It's no secret I'm single. Sadly Single. Woefully single. Single. Single. Single.
Single like Sally on the old Dick Van Dyke show.
With one exception.
Sally was desperate, so much so that she put up with Herman Glimshire...and his mother.
I, on the other hand, am pretty particular. I don't want to be with someone just to be with someone. I want to be with someone because I WANT to be with him.
Does that make any sense?
Of course, that doesn't mean that others don't think I should be with someone...ANYONE...just to be with someone. I don't want a profile on Match.com so that I can find some other person desperately seeking a partner and finding someone suitable to settle with. I don't want to settle. Ever.
Over the weekend I went with my parents to a local diner for lunch. Being frequent visitors to the diner, we know the staff, including the owner, who sat down with us to chat. Naturally, it was during this time that my father "remembered" his boss's wife telling him she'd 'found' someone nice for me. I didn't even know I'd commissioned her to look. My father took great delight in telling us about this...this....window washer. A self employed window washer who was also several years my junior. My parents and the diner owner took great delight, heartily laughing at my expense, while I voiced my objections at the entire situation. A window washer? I am a professional, I protested, red-faced, and therefore seeking an intellectual equal!

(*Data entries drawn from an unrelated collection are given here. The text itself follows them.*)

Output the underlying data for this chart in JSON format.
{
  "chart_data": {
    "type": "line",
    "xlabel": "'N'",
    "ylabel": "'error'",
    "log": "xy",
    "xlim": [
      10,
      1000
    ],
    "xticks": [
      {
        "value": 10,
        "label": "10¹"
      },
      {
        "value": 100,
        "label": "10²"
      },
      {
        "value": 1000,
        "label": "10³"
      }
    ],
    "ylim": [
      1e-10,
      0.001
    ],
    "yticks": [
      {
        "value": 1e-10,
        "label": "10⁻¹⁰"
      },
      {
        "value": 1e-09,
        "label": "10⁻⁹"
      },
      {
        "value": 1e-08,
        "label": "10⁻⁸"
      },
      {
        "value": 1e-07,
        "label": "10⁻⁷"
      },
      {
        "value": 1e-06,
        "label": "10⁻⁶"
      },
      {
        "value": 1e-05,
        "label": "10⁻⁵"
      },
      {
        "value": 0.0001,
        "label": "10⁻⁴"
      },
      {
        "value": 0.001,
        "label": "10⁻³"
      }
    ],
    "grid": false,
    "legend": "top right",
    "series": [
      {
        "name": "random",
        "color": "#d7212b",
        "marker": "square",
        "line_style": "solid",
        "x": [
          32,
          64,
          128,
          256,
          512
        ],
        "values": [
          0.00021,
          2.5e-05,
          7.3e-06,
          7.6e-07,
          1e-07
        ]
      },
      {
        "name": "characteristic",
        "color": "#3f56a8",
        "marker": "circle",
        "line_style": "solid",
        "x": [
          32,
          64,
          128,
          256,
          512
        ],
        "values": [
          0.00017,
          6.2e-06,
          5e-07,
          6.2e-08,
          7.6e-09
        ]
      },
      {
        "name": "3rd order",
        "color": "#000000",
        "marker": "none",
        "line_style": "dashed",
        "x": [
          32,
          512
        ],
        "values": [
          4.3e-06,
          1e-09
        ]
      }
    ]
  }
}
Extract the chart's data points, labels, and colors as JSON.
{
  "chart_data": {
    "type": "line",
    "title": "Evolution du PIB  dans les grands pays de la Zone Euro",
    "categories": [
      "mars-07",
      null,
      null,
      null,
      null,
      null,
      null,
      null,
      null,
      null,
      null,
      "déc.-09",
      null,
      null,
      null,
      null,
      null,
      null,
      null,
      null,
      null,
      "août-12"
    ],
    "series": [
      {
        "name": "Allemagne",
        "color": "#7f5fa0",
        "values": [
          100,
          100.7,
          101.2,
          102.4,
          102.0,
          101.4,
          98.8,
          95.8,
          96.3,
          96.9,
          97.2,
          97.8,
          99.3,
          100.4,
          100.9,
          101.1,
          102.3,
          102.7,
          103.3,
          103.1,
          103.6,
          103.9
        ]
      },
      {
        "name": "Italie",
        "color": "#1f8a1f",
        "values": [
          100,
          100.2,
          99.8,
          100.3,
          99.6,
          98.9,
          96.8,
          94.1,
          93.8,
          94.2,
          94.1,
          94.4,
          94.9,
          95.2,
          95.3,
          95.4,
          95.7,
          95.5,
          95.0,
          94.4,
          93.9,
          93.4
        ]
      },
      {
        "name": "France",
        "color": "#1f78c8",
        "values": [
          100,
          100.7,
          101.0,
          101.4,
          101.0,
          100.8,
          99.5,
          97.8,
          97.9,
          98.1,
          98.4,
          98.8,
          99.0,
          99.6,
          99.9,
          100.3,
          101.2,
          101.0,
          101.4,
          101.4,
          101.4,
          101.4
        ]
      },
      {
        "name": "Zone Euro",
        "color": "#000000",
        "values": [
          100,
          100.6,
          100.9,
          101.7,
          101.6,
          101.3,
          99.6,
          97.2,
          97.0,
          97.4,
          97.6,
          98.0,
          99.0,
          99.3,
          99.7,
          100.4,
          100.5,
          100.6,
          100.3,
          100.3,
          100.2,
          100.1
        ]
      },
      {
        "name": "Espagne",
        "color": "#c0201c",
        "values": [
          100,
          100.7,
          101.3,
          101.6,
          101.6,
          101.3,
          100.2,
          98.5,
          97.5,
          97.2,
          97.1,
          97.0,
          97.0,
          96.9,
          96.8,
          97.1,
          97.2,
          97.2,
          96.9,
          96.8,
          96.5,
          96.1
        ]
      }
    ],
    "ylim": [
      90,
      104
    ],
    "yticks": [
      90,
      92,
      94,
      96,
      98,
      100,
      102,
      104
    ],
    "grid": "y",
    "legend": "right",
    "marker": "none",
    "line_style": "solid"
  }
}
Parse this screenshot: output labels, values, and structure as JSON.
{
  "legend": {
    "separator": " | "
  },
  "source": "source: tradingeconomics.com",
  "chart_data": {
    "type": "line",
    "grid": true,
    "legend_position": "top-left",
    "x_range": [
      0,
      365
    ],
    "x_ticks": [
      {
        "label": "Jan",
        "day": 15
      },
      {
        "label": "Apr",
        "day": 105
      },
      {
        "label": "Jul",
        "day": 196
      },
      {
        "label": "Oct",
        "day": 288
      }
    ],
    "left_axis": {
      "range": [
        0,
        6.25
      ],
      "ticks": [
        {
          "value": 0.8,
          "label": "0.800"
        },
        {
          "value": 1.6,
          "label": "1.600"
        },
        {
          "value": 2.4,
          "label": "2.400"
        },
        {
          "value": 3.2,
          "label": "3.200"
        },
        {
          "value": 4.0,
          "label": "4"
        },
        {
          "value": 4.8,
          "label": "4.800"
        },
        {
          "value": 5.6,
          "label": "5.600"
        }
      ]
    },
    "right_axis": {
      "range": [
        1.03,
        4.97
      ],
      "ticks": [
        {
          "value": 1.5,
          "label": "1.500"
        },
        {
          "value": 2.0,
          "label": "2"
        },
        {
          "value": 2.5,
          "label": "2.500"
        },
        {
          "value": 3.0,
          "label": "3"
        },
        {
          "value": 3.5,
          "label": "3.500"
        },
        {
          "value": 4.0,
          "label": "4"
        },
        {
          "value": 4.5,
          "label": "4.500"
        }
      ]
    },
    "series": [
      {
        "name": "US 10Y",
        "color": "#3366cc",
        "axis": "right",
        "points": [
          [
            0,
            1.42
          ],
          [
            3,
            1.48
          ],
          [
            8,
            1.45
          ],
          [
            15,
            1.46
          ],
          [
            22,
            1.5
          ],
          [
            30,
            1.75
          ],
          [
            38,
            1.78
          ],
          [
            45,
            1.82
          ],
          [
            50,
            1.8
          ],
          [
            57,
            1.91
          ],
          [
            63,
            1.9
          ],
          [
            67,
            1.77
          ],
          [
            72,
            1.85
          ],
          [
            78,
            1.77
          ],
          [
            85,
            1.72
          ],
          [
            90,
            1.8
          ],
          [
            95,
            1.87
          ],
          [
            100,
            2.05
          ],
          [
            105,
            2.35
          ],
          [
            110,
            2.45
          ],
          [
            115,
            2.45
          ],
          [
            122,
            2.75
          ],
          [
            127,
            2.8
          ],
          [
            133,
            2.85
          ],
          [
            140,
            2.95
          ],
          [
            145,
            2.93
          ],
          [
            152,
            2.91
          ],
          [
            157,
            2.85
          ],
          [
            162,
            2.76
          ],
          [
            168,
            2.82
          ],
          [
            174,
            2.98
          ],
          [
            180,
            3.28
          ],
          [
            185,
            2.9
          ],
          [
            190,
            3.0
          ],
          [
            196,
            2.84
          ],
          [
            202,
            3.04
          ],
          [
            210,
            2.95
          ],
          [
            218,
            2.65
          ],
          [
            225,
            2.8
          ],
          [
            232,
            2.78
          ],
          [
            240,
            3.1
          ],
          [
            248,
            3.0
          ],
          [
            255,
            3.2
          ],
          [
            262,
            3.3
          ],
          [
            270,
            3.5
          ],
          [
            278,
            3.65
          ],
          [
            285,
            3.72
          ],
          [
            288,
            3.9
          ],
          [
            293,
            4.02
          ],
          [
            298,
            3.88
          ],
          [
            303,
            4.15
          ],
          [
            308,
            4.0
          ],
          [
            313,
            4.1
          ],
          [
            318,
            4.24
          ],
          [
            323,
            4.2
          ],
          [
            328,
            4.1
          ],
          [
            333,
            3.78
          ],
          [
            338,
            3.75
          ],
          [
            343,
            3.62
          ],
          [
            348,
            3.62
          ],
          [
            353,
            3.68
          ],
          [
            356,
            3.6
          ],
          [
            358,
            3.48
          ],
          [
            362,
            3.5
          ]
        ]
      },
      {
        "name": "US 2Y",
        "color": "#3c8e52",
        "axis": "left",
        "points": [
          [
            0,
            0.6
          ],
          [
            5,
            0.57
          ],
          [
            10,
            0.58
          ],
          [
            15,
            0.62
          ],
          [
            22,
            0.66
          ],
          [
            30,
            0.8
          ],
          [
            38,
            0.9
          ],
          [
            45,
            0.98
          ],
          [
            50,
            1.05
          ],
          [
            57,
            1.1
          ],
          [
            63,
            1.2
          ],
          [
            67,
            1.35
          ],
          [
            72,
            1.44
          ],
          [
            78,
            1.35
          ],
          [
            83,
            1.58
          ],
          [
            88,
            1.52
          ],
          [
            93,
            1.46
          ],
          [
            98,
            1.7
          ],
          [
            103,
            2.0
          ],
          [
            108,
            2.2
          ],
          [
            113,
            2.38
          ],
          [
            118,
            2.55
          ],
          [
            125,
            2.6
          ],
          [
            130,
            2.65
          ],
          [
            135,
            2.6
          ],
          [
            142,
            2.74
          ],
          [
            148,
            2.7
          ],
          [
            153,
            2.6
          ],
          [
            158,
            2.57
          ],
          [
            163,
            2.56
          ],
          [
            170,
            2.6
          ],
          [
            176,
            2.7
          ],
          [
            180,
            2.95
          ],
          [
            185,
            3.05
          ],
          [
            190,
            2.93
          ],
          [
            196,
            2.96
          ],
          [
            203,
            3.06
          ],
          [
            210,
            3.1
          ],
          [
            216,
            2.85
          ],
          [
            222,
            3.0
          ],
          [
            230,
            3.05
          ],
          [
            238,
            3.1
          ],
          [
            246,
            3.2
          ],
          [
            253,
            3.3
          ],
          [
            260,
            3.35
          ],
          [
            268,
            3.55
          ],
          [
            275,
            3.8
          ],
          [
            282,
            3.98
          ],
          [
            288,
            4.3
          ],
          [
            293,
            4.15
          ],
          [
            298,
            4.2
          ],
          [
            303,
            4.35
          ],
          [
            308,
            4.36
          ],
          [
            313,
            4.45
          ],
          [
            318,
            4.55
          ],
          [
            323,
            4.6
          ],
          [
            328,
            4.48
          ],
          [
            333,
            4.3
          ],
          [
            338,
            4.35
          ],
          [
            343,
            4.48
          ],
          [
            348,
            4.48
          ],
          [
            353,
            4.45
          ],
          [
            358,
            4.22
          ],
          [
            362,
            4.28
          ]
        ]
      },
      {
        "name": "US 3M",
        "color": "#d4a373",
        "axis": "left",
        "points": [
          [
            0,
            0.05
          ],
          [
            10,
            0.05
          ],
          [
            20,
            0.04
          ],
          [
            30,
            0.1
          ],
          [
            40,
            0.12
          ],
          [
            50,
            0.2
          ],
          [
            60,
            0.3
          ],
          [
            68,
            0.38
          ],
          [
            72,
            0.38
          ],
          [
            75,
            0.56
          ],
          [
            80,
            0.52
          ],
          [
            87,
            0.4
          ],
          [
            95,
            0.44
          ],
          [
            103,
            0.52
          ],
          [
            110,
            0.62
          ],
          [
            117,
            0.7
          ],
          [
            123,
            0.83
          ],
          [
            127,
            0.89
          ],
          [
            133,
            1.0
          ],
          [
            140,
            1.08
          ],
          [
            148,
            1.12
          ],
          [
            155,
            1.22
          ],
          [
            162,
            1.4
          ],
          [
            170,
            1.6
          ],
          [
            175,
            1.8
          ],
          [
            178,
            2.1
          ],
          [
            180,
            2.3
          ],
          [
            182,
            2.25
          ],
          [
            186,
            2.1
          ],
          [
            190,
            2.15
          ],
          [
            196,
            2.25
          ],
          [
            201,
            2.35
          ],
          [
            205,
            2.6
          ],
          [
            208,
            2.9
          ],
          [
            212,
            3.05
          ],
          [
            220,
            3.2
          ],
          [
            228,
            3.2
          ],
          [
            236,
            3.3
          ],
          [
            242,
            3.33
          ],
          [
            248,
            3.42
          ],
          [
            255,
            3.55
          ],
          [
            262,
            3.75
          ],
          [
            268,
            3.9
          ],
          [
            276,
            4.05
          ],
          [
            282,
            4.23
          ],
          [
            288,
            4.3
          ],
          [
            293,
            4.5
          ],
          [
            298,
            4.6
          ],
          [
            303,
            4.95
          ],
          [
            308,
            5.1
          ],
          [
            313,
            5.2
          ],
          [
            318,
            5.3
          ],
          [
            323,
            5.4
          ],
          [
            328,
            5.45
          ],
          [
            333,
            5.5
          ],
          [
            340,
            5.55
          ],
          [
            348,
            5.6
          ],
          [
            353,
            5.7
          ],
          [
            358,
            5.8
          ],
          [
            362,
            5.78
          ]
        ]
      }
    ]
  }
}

I acted insulted, but in reality, I was angry and hurt...and embarrassed. It made me feel like I was some sort of failure, so great a failure that someone thought "Hey! Here's a single fella who's actually breathing! He'd be perfect for Lisa!"
Why do people insist on having to try to 'set up' single people? Why is it so difficult to comprehend that maybe single people are happy being, well, single?
If I wanted to be married, goodness knows I could have been married to any number of men. But, much like the ugly step sisters and the glass slipper, I didn't find the fit comfortable.
I had a philosophy class ages ago in college, and while I don't remember exactly who's philosophy it was, I do remember the theory: The search for true love was the search for ones "other half". Back at the beginning of time, man was a being with two half's: male and female. One day, man angered the gods who decided that man had to suffer and split the two parts in half, setting them down on opposite sides of the world, and forcing them to search for their one true love, their other half.
Perhaps my "other half" has the same terrible sense of direction that I have and is as hopelessly lost as I am.
In any event, I'll wait for him. The law of averages tells me we'll eventually cross paths. And when we do, we'll know...and we'll find our way together.